Considering that Google is one of the top sites on the Internet, I frankly have no problem with this, considering there aren't any viable solutions to produce power of that magnitude (though it'll be interesting if Google eventually just builds its own power plant -- GoogleVolts FTW!); and after all, they've got shareholders to look after...gotta keep the company profitable. Google (and the other companies on that will be on that river) will probably donate some of its funds to carbon offsets to shut everybody up and get good PR at the same time.
This taxpayer says "better the funds go to Google (or other companies) rather than to a pointless war."
But I don't live in the town in question, so what I say is moot. But don't complain to Google...complain to the city for pimping themselves out to get the corps to build there. We've been down this road hundreds of times across the country with Wal-Mart.
And as an aside, I'm a little loath to quote that Harper's article as gospel considering that the server count in the article went from "1,000s" to "a thousand times more?! With no source?! I have to call shenanigans on that hand-waving, sorry.
(Full disclosure: I have a GMail account. But I would say the above if this was say, Wikipedia that's using that power.)
Not really. Mainframes do batch processing of predetermined non-interactive workloads best. Google does interactive database searches with a fraction of a second latency, serves up web ads, and is trying to host traditional desktop applications via a web browser.
Mainframes have really puny CPU horsepower relative to their size, cost and power consumption. Their OSes are tuned for batch processing. Almost every compromise in mainframe design is decided in favor of uptime and transactional integrity, things for which Google has almost no use at all. They would be throwing a lot of money at solving issues they don't have if they ran mainframes, and even if they did manage to buy enough mainframes to handle their particular workload, it would probably end up using more power than they're using now.
Because transporting information is a hell of a lot cheaper than transporting electricity.
The only product Google sells is digital information. Transporting data is dirt cheap. So Google could care less where the data is, as long as they can access it quickly.
Transporting electricity requires big cables made of very expensive metals. Power transmission systems are massive and require a lot of maintenance. They are affected by wind, ice, and lightening. The amount of power Google uses is not at all trivial to have run into urban or suburban areas. Worse yet, when electricity is transmitted, a lot of it leaks out along the way.
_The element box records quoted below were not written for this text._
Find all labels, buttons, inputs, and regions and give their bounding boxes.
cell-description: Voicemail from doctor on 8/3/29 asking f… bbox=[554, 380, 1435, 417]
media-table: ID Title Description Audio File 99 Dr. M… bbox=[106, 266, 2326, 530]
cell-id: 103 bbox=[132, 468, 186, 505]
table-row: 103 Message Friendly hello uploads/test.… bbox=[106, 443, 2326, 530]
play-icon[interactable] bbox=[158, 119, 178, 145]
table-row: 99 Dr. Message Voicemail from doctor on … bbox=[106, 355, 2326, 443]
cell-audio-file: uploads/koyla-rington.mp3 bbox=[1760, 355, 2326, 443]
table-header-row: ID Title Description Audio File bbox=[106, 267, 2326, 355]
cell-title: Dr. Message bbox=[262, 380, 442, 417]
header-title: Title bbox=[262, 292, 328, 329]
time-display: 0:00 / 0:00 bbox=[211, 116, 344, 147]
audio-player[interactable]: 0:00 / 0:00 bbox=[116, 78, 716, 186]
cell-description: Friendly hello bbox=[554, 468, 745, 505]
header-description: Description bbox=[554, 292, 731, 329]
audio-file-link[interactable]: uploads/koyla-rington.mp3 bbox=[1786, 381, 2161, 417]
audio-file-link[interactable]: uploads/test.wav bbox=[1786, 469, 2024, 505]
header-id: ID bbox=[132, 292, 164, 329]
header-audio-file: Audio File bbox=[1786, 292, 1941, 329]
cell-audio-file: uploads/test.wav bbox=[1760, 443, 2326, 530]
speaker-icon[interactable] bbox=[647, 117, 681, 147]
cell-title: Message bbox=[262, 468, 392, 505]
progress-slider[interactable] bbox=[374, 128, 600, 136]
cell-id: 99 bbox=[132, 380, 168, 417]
Compared to electricity, transporting information is dirt cheap. Data can be transported by much less expensive and much smaller fiber optic cables. Fiber optics require a lot less maintenance than power lines. Lightening strikes, ice, and high winds don't usually have any impact on fiber backbones. Better still, comparatively tiny amounts of electricity are needed to maintain data integrity over long distances. And unlike power transmission, the valuable stuff being transmitted doesn't leak out along the way.
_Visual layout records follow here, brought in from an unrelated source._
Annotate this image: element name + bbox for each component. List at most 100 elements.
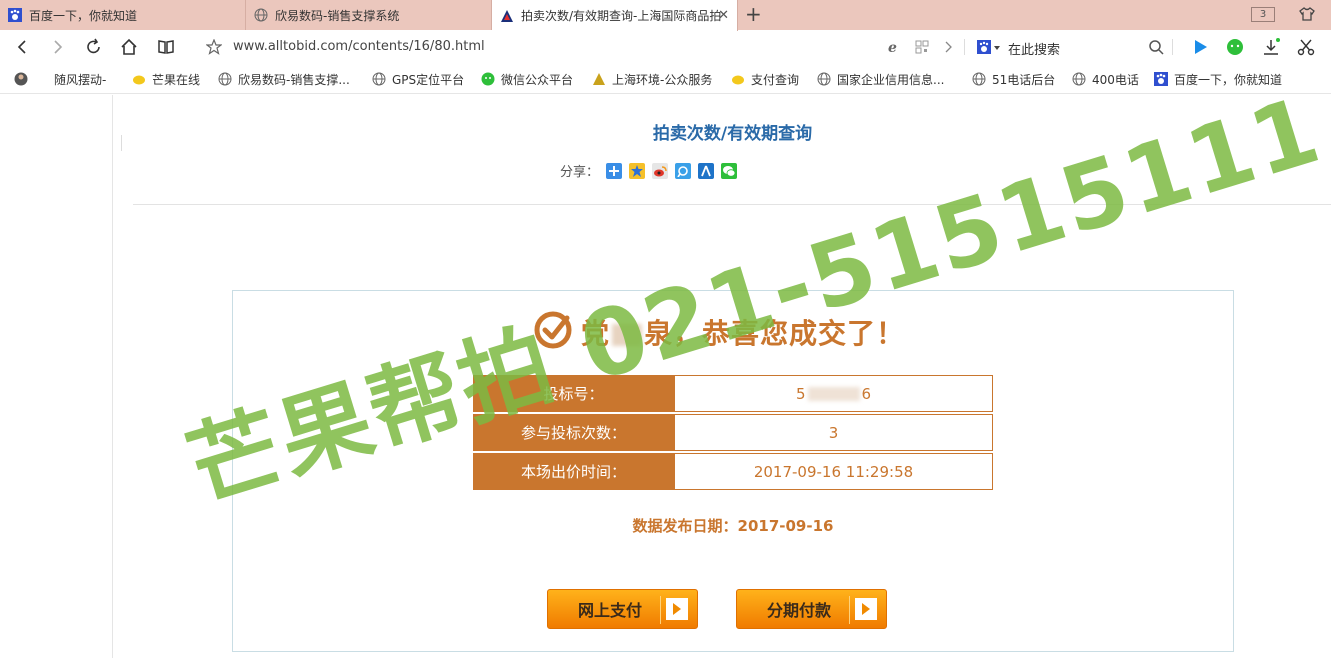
- paw-icon: [1154, 72, 1168, 86]
- search-icon[interactable]: [1146, 37, 1166, 57]
- bookmark-label: 百度一下，你就知道: [1174, 72, 1283, 87]
- search-engine-selector[interactable]: [975, 37, 1003, 61]
- globe-icon: [254, 8, 268, 22]
- divider: [660, 596, 661, 624]
- skin-icon[interactable]: [1299, 6, 1315, 26]
- installment-button[interactable]: 分期付款: [736, 589, 887, 629]
- page-border: [112, 95, 113, 658]
- forward-button[interactable]: [48, 37, 68, 57]
- qzone-star-icon[interactable]: [629, 162, 646, 179]
- tab-label: 拍卖次数/有效期查询-上海国际商品拍: [521, 9, 721, 23]
- reading-mode-button[interactable]: [156, 37, 176, 57]
- bookmark-label: 400电话: [1092, 72, 1139, 87]
- divider: [1172, 39, 1173, 55]
- bookmark-label: 51电话后台: [992, 72, 1056, 87]
- bidder-name-start: 党: [581, 317, 611, 350]
- page-title: 拍卖次数/有效期查询: [652, 124, 813, 144]
- lemon-icon: [132, 72, 146, 86]
- building-icon: [592, 72, 606, 86]
- bookmark-item[interactable]: GPS定位平台: [372, 71, 464, 87]
- wechat-icon[interactable]: [1225, 37, 1245, 57]
- paw-icon: [8, 8, 22, 22]
- arrow-right-icon: [666, 598, 688, 620]
- wechat-icon[interactable]: [721, 162, 738, 179]
- tab-alltobid[interactable]: 拍卖次数/有效期查询-上海国际商品拍 ✕: [492, 0, 738, 31]
- search-input[interactable]: 在此搜索: [1008, 39, 1060, 58]
- favorite-star-icon[interactable]: [204, 37, 224, 57]
- bookmark-item[interactable]: 随风摆动-: [14, 71, 106, 87]
- share-label: 分享：: [560, 165, 600, 180]
- bid-count-value: 3: [674, 414, 993, 451]
- scissors-icon[interactable]: [1296, 37, 1316, 57]
- bid-count-label: 参与投标次数：: [473, 414, 674, 451]
- weibo-icon[interactable]: [652, 162, 669, 179]
- bookmark-label: 欣易数码-销售支撑...: [238, 72, 350, 87]
- ie-compat-icon[interactable]: e: [884, 37, 904, 57]
- renren-icon[interactable]: [698, 162, 715, 179]
- bookmark-label: 支付查询: [751, 72, 800, 87]
- bookmark-item[interactable]: 400电话: [1072, 71, 1139, 87]
- bookmark-label: GPS定位平台: [392, 72, 465, 87]
- close-icon[interactable]: ✕: [718, 8, 729, 23]
- tab-label: 百度一下，你就知道: [29, 8, 138, 23]
- tab-baidu[interactable]: 百度一下，你就知道: [0, 0, 246, 30]
- bookmark-label: 微信公众平台: [501, 72, 574, 87]
- divider: [964, 39, 965, 55]
- bookmark-item[interactable]: 百度一下，你就知道: [1154, 71, 1282, 87]
- bookmark-item[interactable]: 国家企业信用信息...: [817, 71, 944, 87]
- pay-online-button[interactable]: 网上支付: [547, 589, 698, 629]
- publish-date: 数据发布日期：2017-09-16: [632, 517, 834, 535]
- bid-number-value: 56: [674, 375, 993, 412]
- congrats-heading: 党泉，恭喜您成交了！: [533, 310, 905, 354]
- tab-strip: 百度一下，你就知道 欣易数码-销售支撑系统 拍卖次数/有效期查询-上海国际商品拍…: [0, 0, 1331, 31]
- bookmark-item[interactable]: 芒果在线: [132, 71, 200, 87]
- globe-icon: [972, 72, 986, 86]
- bid-info-table: 投标号： 56 参与投标次数： 3 本场出价时间： 2017-09-16 11:…: [473, 375, 993, 492]
- bookmark-item[interactable]: 51电话后台: [972, 71, 1055, 87]
- bookmark-label: 国家企业信用信息...: [837, 72, 945, 87]
- home-button[interactable]: [119, 37, 139, 57]
- globe-icon: [372, 72, 386, 86]
- bid-number-start: 5: [795, 384, 806, 403]
- globe-icon: [218, 72, 232, 86]
- refresh-button[interactable]: [84, 37, 104, 57]
- url-text[interactable]: www.alltobid.com/contents/16/80.html: [233, 39, 485, 54]
- bid-number-label: 投标号：: [473, 375, 674, 412]
- bookmark-item[interactable]: 欣易数码-销售支撑...: [218, 71, 350, 87]
- avatar-icon: [14, 72, 28, 86]
- divider: [133, 204, 1331, 205]
- redacted-block: [807, 386, 860, 401]
- chevron-right-icon[interactable]: [938, 37, 958, 57]
- bookmark-label: 上海环境-公众服务: [612, 72, 713, 87]
- globe-icon: [1072, 72, 1086, 86]
- new-tab-button[interactable]: +: [745, 4, 762, 24]
- bid-time-value: 2017-09-16 11:29:58: [674, 453, 993, 490]
- share-bar: 分享：: [560, 161, 738, 180]
- button-label: 网上支付: [578, 601, 643, 620]
- bid-time-label: 本场出价时间：: [473, 453, 674, 490]
- redacted-block: [612, 324, 643, 346]
- table-row: 本场出价时间： 2017-09-16 11:29:58: [473, 453, 993, 490]
- congrats-text: 党泉，恭喜您成交了！: [581, 312, 905, 352]
- arrow-right-icon: [855, 598, 877, 620]
- divider: [849, 596, 850, 624]
- back-button[interactable]: [12, 37, 32, 57]
- bookmark-item[interactable]: 微信公众平台: [481, 71, 573, 87]
- lemon-icon: [731, 72, 745, 86]
- table-row: 参与投标次数： 3: [473, 414, 993, 451]
- table-row: 投标号： 56: [473, 375, 993, 412]
- bookmark-item[interactable]: 上海环境-公众服务: [592, 71, 712, 87]
- address-bar: www.alltobid.com/contents/16/80.html e 在…: [0, 31, 1331, 63]
- qrcode-icon[interactable]: [912, 37, 932, 57]
- congrats-message: 泉，恭喜您成交了！: [644, 317, 906, 350]
- tencent-weibo-icon[interactable]: [675, 162, 692, 179]
- video-play-icon[interactable]: [1190, 37, 1210, 57]
- checkmark-icon: [533, 310, 573, 354]
- tab-count-badge[interactable]: 3: [1251, 7, 1275, 22]
- share-more-icon[interactable]: [606, 162, 623, 179]
- download-icon[interactable]: [1261, 37, 1281, 57]
- bookmark-bar: 随风摆动- 芒果在线 欣易数码-销售支撑... GPS定位平台 微信公众平台 上…: [0, 64, 1331, 151]
- bookmark-item[interactable]: 支付查询: [731, 71, 799, 87]
- tab-xinyi[interactable]: 欣易数码-销售支撑系统: [246, 0, 492, 30]
- globe-icon: [817, 72, 831, 86]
All Google cares about is getting the information back and forth between its users. So it really doesn't matter where the data center is. Electricity is even cheaper at places like Canada's James Bay project. I suspect the only reason Google doesn't go to places like that is the difficulty in getting quality staff to work so far north and so far from "civilization".
I don't think that they deserve much heat over this.
W..w..W - Willy Waterloo washes Warren Wiggins who is washing Waldo Woo.